Hi,
We had the same problem on RH9, the solution was to do this:
LANG=en_GB
export LANG
in a shell and then run it again.... worked fine for me. (but then I'm
in England)
The discussion was here: http://swish-e.org/archive/4870.html
Cheers
John
Bill Moseley wrote:
>On Wed, Sep 03, 2003 at 01:02:53PM -0700, Thomas Dowling wrote:
>
>
>
>>I am trying to use SWISH-E (I've tried both 2.2.3 and 2.4.0 pr1) to
>>spider our website. Following directions in the documentation, I set up
>>a basic swish.conf and spider.conf, and my indexing run always bombs
>>with the message:
>>
>>err: External program failed to return required headers Path-Name: &
>>Content-Length:
>>
>>I found what appeared to be an identical problem report in the list
>>archives from last April (<http://swish-e.org/archive/5149.html>), but
>>didn't see a definitive solution posted there. None of the suggestions
>>offered there affect the problem here.
>>
>>
>
>That error message is typically because the length is set wrong on the
>*previous* document and then when swish-e tries to read the document
>it's reading in the wrong place in the stream.
>
>
>
>>I took the liberty of inserting a line into spider.pl to print out the
>>headers, and every document it reports on does have Path-Name and
>>Content-Length headers, which makes me suspect the problem is either
>>with swish-e itself or in the interaction between spider.pl and swish-e.
>>
>>
>
>I often do things the hard way.

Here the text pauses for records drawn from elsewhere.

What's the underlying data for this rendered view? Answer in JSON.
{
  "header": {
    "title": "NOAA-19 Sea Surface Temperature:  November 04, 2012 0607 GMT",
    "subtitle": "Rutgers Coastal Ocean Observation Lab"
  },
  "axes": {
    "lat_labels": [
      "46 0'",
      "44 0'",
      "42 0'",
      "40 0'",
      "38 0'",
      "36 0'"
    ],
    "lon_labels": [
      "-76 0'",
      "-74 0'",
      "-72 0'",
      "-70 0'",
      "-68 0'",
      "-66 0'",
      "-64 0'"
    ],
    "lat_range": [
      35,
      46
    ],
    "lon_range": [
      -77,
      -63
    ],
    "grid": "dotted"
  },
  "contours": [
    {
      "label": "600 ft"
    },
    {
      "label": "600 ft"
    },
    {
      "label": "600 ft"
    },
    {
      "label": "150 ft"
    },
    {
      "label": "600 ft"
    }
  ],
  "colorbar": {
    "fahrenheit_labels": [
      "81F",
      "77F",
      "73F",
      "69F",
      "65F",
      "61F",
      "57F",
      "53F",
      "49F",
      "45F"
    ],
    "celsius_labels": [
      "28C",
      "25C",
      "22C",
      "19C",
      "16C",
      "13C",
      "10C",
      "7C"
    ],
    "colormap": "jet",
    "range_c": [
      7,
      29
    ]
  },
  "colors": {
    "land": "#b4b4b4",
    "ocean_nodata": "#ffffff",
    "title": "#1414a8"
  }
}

For example, I've taken the output from
>spider.pl to a file, then one-by-one extract out each document and
>verify that its content-length is indeed its byte length.
>
>The problem is (may be depending on the version of Perl and the LANG
>setting) that spider.pl uses length() to set the content-length
>header, but for multi-byte chars (which swish-e won't support) the
>length() and the size of the data can be two different things. So I
>have also edited spider.pl, and where it grabs the length() I have
>written out the file to disk and then stat'ed the check if the length is
>the same as the file size.
>
>
>
>>I've tried this against multiple web sites. The number of files scanned
>>before the indexing run dies varies from site to site, but is consistent
>>on each site. FWIW, I'm running swish-e under RedHat 8.0 with Perl
>>5.8.0 (and, if I'm reading things correctly, LWP 5.65).
>>
>>
>
>I think it was RedHat 9 where the default LANG is UTF-8. There have
>been problems reported in this case. I'm not sure if it applies to RH
>8.0.
>
>Assuming that this is a multi-byte character problem:
>
>There's is some code in spider.pl's output_content() function
>that was suppose to fix this:
>
> # ugly and maybe expensive, but perhaps more portable than "use bytes"
> my $bytecount = length pack 'C0a*', $$content;
>
>$ perl -le '$x=chr(400); print length pack "C0a*", $x'
>2
>
>Here's with "use bytes;" pragma.
>
>$ perl -le '$x=chr(400); print length $x'
>1
>
>$ perl -le '$x=chr(400); use bytes; print length $x'
>2
>
>
>
>
>
Received on Wed Sep 3 21:27:43 2003